Again we try D&C first. Assign tasks to leftSubtree and rightSubtree to see if they are both balanced then report to the root. If either left or right is not balanced, then the whole tree is not balanced. Or the height difference is greater than 1 then also not balanced.
Code
Very similar to maxDepth problem. Need to check if leftSub == -1 or rightSub == -1 or height diff > 1
public boolean isBalanced(TreeNode root) {
return treeDepth(root) >= 0;
}
private int treeDepth(TreeNode root) {
// base case
if (root == null)
return 0;
// divide
int leftSubtree = treeDepth(root.left);
int rightSubtree = treeDepth(root.right);
// conquer
if (leftSubtree == -1 || rightSubtree == -1 || Math.abs(leftSubtree - rightSubtree) > 1) {
return -1;
} else {
return 1 + Math.max(leftSubtree, rightSubtree);
}
}
Analysis #2
From an industry stand point, -1 is very unclear and can be hard to maintain afterward.
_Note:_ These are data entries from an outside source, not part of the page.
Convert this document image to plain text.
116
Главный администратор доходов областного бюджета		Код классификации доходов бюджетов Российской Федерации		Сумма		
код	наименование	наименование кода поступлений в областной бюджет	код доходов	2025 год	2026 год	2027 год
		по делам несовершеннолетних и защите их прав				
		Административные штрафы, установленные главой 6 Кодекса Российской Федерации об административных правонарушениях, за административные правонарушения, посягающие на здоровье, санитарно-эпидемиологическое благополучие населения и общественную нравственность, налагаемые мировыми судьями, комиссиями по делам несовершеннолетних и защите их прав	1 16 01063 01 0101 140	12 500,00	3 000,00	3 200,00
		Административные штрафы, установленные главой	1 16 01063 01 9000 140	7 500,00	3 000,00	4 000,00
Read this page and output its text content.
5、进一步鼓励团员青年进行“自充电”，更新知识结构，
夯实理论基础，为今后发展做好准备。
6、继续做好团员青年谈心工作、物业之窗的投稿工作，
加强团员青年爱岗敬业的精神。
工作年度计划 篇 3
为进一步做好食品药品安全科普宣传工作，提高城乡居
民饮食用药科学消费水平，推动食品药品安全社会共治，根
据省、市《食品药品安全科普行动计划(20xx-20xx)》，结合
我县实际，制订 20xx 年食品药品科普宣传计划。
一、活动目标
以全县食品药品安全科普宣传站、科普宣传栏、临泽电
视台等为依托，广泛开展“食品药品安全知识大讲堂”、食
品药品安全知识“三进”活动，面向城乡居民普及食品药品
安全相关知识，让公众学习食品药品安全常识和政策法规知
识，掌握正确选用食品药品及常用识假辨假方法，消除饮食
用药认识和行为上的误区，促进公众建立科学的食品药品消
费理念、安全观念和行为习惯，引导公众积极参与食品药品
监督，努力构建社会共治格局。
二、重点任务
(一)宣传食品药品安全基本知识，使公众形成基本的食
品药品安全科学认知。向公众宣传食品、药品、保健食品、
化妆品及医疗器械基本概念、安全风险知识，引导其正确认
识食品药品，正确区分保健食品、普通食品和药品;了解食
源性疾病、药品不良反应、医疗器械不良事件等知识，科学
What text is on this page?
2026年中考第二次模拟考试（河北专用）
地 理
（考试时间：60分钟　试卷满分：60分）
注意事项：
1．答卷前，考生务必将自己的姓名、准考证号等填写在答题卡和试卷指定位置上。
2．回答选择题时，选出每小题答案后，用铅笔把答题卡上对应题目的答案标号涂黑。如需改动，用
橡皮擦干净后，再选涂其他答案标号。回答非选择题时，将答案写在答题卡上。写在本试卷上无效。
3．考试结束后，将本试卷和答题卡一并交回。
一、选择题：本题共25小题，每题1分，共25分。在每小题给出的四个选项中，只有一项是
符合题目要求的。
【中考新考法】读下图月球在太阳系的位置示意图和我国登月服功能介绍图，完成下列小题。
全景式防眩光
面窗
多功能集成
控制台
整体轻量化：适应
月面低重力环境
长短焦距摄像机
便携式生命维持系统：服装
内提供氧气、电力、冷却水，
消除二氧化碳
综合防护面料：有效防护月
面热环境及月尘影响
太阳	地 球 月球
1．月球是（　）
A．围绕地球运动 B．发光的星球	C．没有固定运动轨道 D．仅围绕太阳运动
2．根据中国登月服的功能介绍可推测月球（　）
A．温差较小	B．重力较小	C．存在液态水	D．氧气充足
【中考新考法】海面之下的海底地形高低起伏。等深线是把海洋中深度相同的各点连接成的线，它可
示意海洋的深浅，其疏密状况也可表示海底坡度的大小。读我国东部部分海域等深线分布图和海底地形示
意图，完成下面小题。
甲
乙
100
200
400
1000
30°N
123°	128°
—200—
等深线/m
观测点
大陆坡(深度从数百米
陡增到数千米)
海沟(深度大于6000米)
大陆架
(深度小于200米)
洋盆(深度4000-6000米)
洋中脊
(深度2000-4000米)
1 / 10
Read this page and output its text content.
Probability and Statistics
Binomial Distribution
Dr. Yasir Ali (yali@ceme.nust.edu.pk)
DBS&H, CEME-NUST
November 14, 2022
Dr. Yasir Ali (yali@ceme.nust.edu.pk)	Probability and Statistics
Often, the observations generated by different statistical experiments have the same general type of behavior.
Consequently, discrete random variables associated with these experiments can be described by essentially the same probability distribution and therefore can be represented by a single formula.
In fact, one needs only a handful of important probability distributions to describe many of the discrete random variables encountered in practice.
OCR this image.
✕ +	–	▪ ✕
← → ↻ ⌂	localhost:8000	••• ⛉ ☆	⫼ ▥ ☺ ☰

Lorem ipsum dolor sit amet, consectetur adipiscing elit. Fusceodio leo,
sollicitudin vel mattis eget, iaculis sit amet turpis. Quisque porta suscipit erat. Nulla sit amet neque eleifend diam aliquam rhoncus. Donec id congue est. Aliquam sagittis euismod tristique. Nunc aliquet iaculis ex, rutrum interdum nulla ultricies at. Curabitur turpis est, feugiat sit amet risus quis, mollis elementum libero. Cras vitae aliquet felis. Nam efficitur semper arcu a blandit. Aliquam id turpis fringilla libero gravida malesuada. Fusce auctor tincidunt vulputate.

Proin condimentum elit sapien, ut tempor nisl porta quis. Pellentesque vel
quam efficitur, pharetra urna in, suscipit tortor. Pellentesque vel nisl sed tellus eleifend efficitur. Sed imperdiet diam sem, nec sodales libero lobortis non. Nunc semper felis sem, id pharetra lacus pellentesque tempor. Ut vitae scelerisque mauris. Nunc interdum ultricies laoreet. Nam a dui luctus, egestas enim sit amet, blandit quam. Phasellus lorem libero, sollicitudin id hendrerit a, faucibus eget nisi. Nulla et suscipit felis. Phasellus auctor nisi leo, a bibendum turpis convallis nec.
Java doesn't support returning a tuple (That's why python is op for interview). We need a structure to hold our information. A structure is useful when we need to return 2 or more values.
Better Code
// we want to return 2 values so we create this structure to simulate a tuple
private class ReturnType {
boolean isBalanced;
int depth; // max depth
ReturnType(boolean isBalanced, int depth) {
this.isBalanced = isBalanced;
this.depth = depth;
}
}
public boolean isBalanced(TreeNode root) {
return balanceHelper(root).isBalanced;
}
private ReturnType balanceHelper(TreeNode root) {
// base case
if (root == null)
return new ReturnType(true, 0);
// divide
ReturnType leftSubtree = balanceHelper(root.left);
ReturnType rightSubtree = balanceHelper(root.right);
// conquer
if (!leftSubtree.isBalanced || !rightSubtree.isBalanced
|| Math.abs(leftSubtree.depth - rightSubtree.depth) > 1) {
return new ReturnType(false, 1 + Math.max(leftSubtree.depth, rightSubtree.depth));
} else {
return new ReturnType(true, 1 + Math.max(leftSubtree.depth, rightSubtree.depth));
}
}
Time Complexity
The time is O(V) because we visit each node exactly once.